Javascript Calling Versus Returning Functions

Question

Before I get to the meat of my question, here is the code that goes before the area in question.

function arrayToList(array) {
  var list = null;
  for (var i = array.length - 1; i >= 0; i--)
    list = {value: array[i], rest: list};
  return list;
}

function listToArray(list) {
  var array = [];
  for (var node = list; node; node = node.rest)
    array.push(node.value);
  return array;
}

Now, can someone explain the difference between calling a function and returning a function. When I call my function, I get undefined for my result. However if I return my function, the answer is correct. Can someone explain to me the difference between the two?

With the return:

function nth(list, n) {
  if (!list)
    return undefined;
  else if (n == 0){
    return list.value;
  }
  else
     return nth(list.rest, n - 1);
}

Without the return:

function nth(list, n) {
  if (!list)
    return undefined;
  else if (n == 0){
    return list.value;
  }
  else
     nth(list.rest, n - 1);
}

Thanks for your help!

Answer 1

If you don't return anything then the variable awaiting the function call will be undefined. When you return a function call you are returning the result of that execution. When you just execute the function you are not returning the results of that execution. Let me show you an example: Fiddle

IF you are trying to return a function to be called later, than can be done too, but you need to return the name of the function without the parenthesis. See here: Fiddle

Here is the full code sample with everything mentioned above:

function doWork(){
 writeResult('doWork Starting');
 return 1;   
}

function myFunctionWithReturn() {
    writeResult('myFunctionWithReturn Starting');
    return doWork();
}

function myFunctionWithoutReturn(){
    writeResult('myFunctionWithoutReturn Starting');
    doWork();
}

function myFunctionWithFunctionReturned() {
    writeResult('myFunctionWithFunctionReturned Starting');
    return myCallback;
}

function myCallback() {
 return 'Callback was called!';   
}


function writeResult(message) {
 document.getElementById("result").innerHTML += "</br>" + message;   
}

writeResult('Starting with return first...');
var result = myFunctionWithReturn();
writeResult('Result: ' + result);
writeResult('Now doing without return...');
result = myFunctionWithoutReturn();
writeResult('Result: ' + result);
writeResult('Now doing returning a function to call later...');
result = myFunctionWithFunctionReturned();
writeResult('Result: ' + result);
writeResult('Now calling the function that was returned...');
result = result();
writeResult('Result: ' + result);
writeResult('Done.');

<div id="result"></div>

Answer 2

In the second snippet, nothing is returned in the else branch. You recursively call your function. The function will return a value, but only to its calling self. The value that is returned is discarded and the end result is that nothing is returned to the place when the function was originally revoked.

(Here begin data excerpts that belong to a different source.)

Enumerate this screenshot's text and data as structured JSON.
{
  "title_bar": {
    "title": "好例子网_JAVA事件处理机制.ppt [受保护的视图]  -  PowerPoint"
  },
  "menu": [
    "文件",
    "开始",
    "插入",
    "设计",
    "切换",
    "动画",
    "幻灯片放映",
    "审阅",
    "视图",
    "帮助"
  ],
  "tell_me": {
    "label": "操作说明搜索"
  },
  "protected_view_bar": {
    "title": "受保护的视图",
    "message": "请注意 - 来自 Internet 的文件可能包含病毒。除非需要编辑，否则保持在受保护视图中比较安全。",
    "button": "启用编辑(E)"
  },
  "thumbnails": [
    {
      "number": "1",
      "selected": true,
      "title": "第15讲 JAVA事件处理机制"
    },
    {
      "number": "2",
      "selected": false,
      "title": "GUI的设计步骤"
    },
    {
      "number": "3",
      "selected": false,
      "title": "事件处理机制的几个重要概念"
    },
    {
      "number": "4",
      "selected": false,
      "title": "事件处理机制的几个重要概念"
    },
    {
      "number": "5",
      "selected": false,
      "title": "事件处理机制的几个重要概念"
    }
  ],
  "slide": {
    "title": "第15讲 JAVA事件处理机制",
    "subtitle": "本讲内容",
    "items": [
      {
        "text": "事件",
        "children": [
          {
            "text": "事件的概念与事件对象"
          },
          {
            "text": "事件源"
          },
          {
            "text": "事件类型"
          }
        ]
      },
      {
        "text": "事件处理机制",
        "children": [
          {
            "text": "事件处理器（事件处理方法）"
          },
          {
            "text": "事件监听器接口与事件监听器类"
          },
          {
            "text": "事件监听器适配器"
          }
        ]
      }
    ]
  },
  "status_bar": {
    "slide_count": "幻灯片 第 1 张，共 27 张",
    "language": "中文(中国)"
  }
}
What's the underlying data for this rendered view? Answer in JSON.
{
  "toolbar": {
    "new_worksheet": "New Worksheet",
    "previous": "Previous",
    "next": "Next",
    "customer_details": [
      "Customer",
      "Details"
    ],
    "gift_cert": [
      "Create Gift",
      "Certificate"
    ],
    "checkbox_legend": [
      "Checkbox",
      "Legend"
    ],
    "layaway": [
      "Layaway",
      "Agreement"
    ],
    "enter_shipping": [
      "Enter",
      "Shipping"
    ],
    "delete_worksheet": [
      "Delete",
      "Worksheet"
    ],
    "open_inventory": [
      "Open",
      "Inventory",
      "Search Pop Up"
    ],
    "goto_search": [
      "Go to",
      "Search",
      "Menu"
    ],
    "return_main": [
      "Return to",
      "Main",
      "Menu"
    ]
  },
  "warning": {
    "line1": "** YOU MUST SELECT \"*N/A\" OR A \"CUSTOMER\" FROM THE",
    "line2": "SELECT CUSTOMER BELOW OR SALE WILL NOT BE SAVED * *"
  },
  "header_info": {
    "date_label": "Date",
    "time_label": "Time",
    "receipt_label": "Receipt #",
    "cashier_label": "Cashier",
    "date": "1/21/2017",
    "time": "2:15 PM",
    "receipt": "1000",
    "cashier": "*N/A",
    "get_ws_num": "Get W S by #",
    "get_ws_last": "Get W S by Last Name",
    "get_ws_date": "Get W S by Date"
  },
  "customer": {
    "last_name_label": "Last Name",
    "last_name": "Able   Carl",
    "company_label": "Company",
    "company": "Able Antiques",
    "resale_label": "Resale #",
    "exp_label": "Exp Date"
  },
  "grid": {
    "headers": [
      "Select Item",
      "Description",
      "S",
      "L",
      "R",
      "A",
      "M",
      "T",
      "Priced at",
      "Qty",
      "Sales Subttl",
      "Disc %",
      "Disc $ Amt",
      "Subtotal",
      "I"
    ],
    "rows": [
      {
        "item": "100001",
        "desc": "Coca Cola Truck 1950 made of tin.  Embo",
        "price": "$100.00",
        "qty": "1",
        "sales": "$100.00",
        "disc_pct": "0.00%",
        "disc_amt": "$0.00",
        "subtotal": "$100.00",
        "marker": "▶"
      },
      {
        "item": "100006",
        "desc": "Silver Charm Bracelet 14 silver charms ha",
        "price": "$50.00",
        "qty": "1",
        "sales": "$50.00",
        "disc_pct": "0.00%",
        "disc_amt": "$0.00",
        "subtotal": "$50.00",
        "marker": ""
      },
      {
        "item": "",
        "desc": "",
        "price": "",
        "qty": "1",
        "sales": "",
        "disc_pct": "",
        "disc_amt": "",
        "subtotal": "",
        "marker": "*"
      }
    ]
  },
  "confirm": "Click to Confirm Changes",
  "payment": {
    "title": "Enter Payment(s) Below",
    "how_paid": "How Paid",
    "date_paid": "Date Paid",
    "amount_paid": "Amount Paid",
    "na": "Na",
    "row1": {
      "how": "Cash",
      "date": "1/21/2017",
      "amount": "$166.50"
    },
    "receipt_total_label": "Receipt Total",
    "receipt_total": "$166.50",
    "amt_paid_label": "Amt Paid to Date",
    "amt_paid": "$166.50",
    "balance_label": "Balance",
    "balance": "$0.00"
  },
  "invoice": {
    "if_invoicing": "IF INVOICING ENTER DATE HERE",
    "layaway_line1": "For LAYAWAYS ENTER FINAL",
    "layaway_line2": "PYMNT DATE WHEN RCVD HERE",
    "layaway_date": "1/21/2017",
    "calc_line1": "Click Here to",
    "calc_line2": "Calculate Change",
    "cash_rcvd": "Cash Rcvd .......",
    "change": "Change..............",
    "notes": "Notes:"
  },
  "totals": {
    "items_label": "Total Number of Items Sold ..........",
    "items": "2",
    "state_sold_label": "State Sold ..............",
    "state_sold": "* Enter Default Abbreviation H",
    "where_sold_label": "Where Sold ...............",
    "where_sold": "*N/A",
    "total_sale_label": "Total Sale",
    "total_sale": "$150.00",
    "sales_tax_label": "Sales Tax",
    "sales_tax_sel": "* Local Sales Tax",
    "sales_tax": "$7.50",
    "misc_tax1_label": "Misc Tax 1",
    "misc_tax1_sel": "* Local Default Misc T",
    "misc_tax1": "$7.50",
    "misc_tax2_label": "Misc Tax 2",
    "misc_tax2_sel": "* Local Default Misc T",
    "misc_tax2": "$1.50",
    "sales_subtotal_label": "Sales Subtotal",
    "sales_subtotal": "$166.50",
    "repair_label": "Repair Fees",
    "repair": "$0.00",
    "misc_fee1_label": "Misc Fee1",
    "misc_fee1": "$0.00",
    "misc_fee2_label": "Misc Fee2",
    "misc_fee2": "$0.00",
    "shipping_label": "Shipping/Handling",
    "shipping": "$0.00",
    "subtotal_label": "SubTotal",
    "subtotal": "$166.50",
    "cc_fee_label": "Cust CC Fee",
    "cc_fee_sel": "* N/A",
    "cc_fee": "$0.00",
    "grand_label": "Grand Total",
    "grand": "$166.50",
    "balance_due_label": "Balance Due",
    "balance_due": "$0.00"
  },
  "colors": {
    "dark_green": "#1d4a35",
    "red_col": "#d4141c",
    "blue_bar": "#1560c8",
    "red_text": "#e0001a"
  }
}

In the first (working) snippet, the return value is passed on and on and on to the outer layers of the recursion.

By the way, in neither case do you 'return the function'. In both cases you call the function, but in the first case you also return its return value (passing it on to the caller), while in the second case the return value is ignored.

Below a version with separate functions, which is maybe more clear than this recursion.

function h() {
  return "Hello world";
}

function a() {
  return h(); // Calls h() and returns the value that was returned from h() to the caller.
}

function b() {
  h(); // Also calls h(), but does nothing with its return value. b() itself returns nothing.
}

alert("a returns: " + a()); // Hello world
alert("b returns: " + b()); // Undefined